The Boat Who Wouldn’t Float

I’ve known about Mowat since watching Never Cry Wolf as a kid and thinking that I’d never see a better movie again. In some way I assumed that he was a naturalist who wrote one book and then disappeared into the wilds. Turns out that he’s had a series of adventures and written books about many of them. This one is about the special relationship that a man has with his boat. Especially a cranky boat that won’t hold water too well.

All these adventures take place on the shores of various Newfoundland-area islands. The book starts out hilariously funny and then gradually relaxes to become mildly amusing once Mowat takes on a female first mate who one can only assume is his girlfriend because he doesn’t make fun of her like everyone else in the book.

Time Lord

When I picked up this book, I thought I was just getting another pop-history shot in the arm about one of my favorite subjects -- the creation of time zones. The truth turned out to be both better and worse than whan I was expecting. Blaise is no pop historian, he is an esteemed and very erudite writer with a graceful hand and a large vocabulary. Every sentence of this book was delightful. This is not to say, however, that all the sentences lined up in neat order to form a cohesive narrative. While I found all the anecdotes about Berman to be fascinating, sometimes I had a difficult time ascertaining whether I was reading a flashback or a future projection of him on any given page.

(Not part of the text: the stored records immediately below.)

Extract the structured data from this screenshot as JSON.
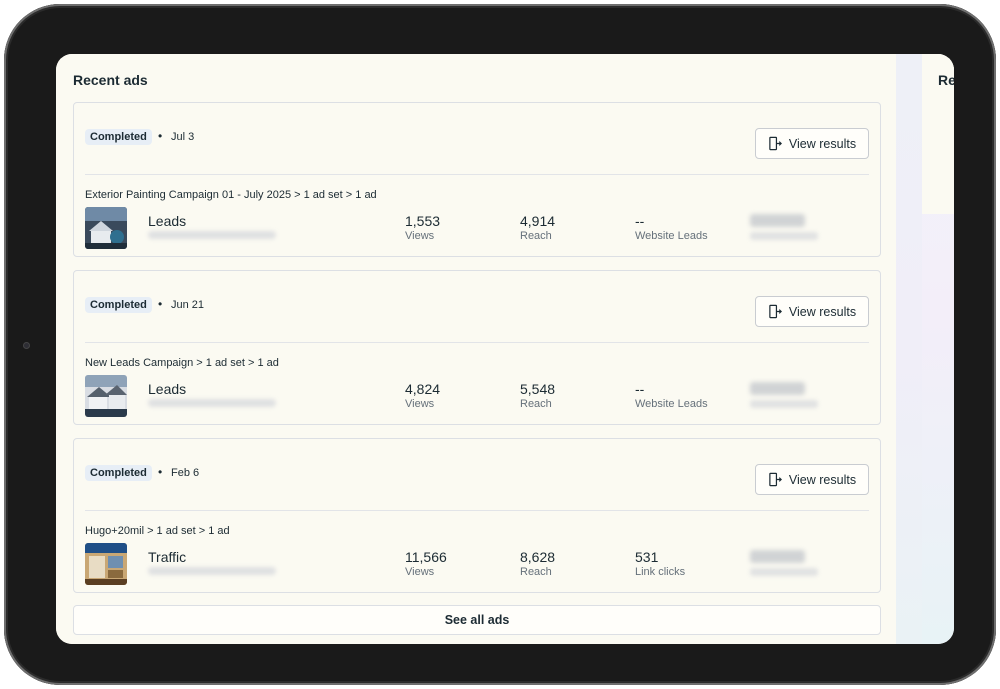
{
  "section": {
    "title": "Recent ads",
    "right_panel_title": "Re"
  },
  "ads": [
    {
      "status": "Completed",
      "separator": "•",
      "date": "Jul 3",
      "view_results_label": "View results",
      "path": "Exterior Painting Campaign 01 - July 2025 > 1 ad set > 1 ad",
      "objective": "Leads",
      "metrics": [
        {
          "value": "1,553",
          "label": "Views"
        },
        {
          "value": "4,914",
          "label": "Reach"
        },
        {
          "value": "--",
          "label": "Website Leads"
        }
      ]
    },
    {
      "status": "Completed",
      "separator": "•",
      "date": "Jun 21",
      "view_results_label": "View results",
      "path": "New Leads Campaign > 1 ad set > 1 ad",
      "objective": "Leads",
      "metrics": [
        {
          "value": "4,824",
          "label": "Views"
        },
        {
          "value": "5,548",
          "label": "Reach"
        },
        {
          "value": "--",
          "label": "Website Leads"
        }
      ]
    },
    {
      "status": "Completed",
      "separator": "•",
      "date": "Feb 6",
      "view_results_label": "View results",
      "path": "Hugo+20mil > 1 ad set > 1 ad",
      "objective": "Traffic",
      "metrics": [
        {
          "value": "11,566",
          "label": "Views"
        },
        {
          "value": "8,628",
          "label": "Reach"
        },
        {
          "value": "531",
          "label": "Link clicks"
        }
      ]
    }
  ],
  "see_all_label": "See all ads",
  "icons": {
    "view_results": "view-results-icon"
  },
  "colors": {
    "background": "#fbfaf2",
    "text": "#1c2b33",
    "badge": "#e7eef6",
    "device": "#1a1a1a"
  }
}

Blaise would also occasionally branch off into a philosophical rambling about the nature of time itself which, while interesting, detracted from the overall narrative and could have merited a book of its own. The overall gist -- that the creation of standard time zones really paved the way for a transfer of cultural norms from Victorian to Modern -- comes across well. However, the devil is in the details and I got a bit muddled trying to parse an exact sequence of events from all the lovely language.

The Science of Everyday Life

These essays are little science lessons into fascinating phenomena. They used to be radio shows which means they are engaging and just the right length for snack-sized reading. Ingram goes into the weird habit people have of sticking out their tongue when they are concentrating and explains why wintergreen lifesavers will spark when you crunch them in a darkened room. All the science is easy-to-digest while not dumbed down so that you feel condescended to.